University staff go on strike for a new contract
The picture is of the statue of Redmond Barry – the quintessential aristocratic buffoon, and the man who sent Ned Kelly to the gallows, forever standing outside our State Library. But the flag he’s holding? Apparently after death, Mr Barry has become involved in the union movement!
It’s an NTEU flag, and the National Tertiary Education Union has called a strike today after several Melbournian universities failed to sign new contracts for many of their staff.
University managements have been mis-managing Australian universities for some time – there’s no dearth of academic articles analysing various aspects of this mismanagement (that’s the problem when you mistreat wordy-types), and various issues came to a head as the NTEU called it’s strike. I spoke to one person who has been kept on casual contracts with no job security for the past five years; one speaker referenced a friend who had been in that position for the past twelve. And I know academics who work far more than eight-hour days to keep their work going, and yet are paid part-time. These sorts of stories have become commonplace in the modern Australian university, and there’s little sign that things are going to change.
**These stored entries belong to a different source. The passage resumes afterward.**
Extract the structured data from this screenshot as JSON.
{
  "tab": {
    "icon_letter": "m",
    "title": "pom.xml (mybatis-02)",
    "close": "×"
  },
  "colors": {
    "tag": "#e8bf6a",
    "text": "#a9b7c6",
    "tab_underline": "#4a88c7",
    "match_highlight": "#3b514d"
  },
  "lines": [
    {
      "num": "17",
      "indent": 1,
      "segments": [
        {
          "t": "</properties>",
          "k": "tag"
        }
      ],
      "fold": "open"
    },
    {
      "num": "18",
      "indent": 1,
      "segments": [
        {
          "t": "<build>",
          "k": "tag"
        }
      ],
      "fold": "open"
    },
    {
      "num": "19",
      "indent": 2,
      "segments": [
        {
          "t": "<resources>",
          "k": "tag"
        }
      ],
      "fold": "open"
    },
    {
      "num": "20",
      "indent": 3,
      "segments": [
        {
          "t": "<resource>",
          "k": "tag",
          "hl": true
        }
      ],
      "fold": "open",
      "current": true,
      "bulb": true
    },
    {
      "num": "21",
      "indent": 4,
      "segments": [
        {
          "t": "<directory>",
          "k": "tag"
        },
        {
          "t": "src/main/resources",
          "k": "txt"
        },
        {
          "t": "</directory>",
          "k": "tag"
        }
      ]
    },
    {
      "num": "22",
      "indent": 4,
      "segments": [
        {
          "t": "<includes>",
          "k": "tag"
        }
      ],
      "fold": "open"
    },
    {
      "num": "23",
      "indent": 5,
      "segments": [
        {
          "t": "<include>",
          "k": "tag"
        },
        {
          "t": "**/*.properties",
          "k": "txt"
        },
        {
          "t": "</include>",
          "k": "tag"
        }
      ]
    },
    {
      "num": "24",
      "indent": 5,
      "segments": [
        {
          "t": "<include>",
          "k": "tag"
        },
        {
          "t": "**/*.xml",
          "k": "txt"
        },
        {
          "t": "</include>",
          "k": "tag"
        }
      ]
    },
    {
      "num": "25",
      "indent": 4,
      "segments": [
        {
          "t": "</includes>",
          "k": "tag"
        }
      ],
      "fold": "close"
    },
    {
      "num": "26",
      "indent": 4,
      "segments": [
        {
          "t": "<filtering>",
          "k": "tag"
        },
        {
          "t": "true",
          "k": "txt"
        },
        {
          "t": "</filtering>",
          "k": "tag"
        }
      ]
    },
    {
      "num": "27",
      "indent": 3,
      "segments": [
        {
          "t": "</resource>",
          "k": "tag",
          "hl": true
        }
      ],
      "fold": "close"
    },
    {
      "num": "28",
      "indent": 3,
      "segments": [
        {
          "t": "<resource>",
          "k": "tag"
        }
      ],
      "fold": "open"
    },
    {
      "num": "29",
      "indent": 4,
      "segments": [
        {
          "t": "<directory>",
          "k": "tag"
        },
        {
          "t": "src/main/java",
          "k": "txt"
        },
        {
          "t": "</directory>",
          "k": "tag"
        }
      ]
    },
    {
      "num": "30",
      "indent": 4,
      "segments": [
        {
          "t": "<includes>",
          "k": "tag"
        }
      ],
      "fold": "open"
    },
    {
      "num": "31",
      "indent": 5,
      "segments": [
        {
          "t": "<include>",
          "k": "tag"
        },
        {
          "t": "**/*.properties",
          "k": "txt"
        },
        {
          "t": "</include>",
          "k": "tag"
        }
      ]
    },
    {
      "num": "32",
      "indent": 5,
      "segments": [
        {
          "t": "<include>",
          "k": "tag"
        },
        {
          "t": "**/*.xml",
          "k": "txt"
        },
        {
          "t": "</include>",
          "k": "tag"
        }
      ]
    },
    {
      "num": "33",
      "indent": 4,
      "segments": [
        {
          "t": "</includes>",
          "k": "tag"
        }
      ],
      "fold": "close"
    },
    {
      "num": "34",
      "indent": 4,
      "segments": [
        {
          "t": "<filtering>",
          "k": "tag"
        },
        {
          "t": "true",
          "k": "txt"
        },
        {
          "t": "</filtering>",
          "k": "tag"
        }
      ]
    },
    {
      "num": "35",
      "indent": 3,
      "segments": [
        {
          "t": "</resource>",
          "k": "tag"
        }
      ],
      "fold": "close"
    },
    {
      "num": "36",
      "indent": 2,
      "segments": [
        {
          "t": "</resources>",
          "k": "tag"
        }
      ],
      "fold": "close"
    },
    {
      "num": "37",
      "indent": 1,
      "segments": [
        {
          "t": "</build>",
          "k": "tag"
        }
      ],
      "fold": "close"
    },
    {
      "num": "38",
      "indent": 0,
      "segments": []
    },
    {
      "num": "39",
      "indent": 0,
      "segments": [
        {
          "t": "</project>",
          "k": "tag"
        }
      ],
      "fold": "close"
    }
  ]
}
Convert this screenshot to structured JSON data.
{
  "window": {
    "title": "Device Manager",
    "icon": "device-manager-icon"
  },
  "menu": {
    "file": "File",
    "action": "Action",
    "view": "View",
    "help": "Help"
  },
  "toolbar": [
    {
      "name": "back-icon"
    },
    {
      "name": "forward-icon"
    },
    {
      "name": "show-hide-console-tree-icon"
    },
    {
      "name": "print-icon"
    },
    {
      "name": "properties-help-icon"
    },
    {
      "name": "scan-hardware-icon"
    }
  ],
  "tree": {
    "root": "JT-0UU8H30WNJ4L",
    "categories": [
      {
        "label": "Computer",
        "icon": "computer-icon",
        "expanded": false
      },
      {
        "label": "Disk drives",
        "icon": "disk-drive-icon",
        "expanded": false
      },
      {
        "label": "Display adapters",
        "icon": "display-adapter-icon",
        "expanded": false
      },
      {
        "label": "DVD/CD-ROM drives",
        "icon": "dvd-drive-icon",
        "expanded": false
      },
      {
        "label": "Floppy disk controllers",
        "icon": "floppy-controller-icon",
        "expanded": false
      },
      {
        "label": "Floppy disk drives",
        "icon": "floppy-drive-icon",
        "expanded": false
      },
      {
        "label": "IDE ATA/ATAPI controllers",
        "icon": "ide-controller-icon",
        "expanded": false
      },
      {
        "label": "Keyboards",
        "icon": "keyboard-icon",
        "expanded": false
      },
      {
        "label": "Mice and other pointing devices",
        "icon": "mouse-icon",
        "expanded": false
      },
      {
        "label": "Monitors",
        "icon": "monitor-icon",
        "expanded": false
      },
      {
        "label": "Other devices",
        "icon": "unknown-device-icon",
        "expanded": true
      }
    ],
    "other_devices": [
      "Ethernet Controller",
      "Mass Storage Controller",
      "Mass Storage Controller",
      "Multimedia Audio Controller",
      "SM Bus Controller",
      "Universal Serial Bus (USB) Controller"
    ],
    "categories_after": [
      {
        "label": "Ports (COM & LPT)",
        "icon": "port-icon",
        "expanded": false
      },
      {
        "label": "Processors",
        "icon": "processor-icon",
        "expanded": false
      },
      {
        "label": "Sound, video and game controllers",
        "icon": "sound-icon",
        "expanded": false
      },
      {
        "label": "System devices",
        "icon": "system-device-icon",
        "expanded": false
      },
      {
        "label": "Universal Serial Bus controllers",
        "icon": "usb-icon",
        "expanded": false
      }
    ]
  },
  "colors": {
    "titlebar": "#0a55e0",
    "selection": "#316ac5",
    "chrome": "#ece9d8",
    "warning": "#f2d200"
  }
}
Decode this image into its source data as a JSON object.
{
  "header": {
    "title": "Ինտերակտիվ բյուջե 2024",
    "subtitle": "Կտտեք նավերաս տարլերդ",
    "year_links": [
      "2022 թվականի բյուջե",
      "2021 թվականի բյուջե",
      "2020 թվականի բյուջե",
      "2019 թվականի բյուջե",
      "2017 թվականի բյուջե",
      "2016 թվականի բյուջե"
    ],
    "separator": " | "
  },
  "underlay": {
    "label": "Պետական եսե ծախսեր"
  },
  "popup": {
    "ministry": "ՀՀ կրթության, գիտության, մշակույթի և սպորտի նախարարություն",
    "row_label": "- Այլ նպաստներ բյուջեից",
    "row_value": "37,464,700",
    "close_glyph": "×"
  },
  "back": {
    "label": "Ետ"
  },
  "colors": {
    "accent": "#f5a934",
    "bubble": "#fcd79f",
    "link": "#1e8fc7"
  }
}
Interestingly, NTEU members seemed far more radical than the union leadership supposedly representing them, and it seemed that the strike rally ended rather abruptly, with no general call for a Speak Out – something which would certainly have kept most of there for another couple of hours!
I helped out at the RMIT picket lines today, and found that many people where generally sympathetic. Those crossing the picket line did so apologetically and with some awkwardness, a minority tried to tear down our posters and generally make nuisances of themselves, but such people are always in the minority. What was most heartening was that quite a few people i spoke to decided to turn around and take the day off, and i convinced some to come along to the rally later on.
All in all, the support from the ground up was far more impressive than the support from the top-down. If this had been announced further in advance, if those in the various ALP-aligned student unions had been willing to support it more fully, if the NTEU leadership had encouraged a speak-out and allowed the membership to dictate what happened, it could have been huge.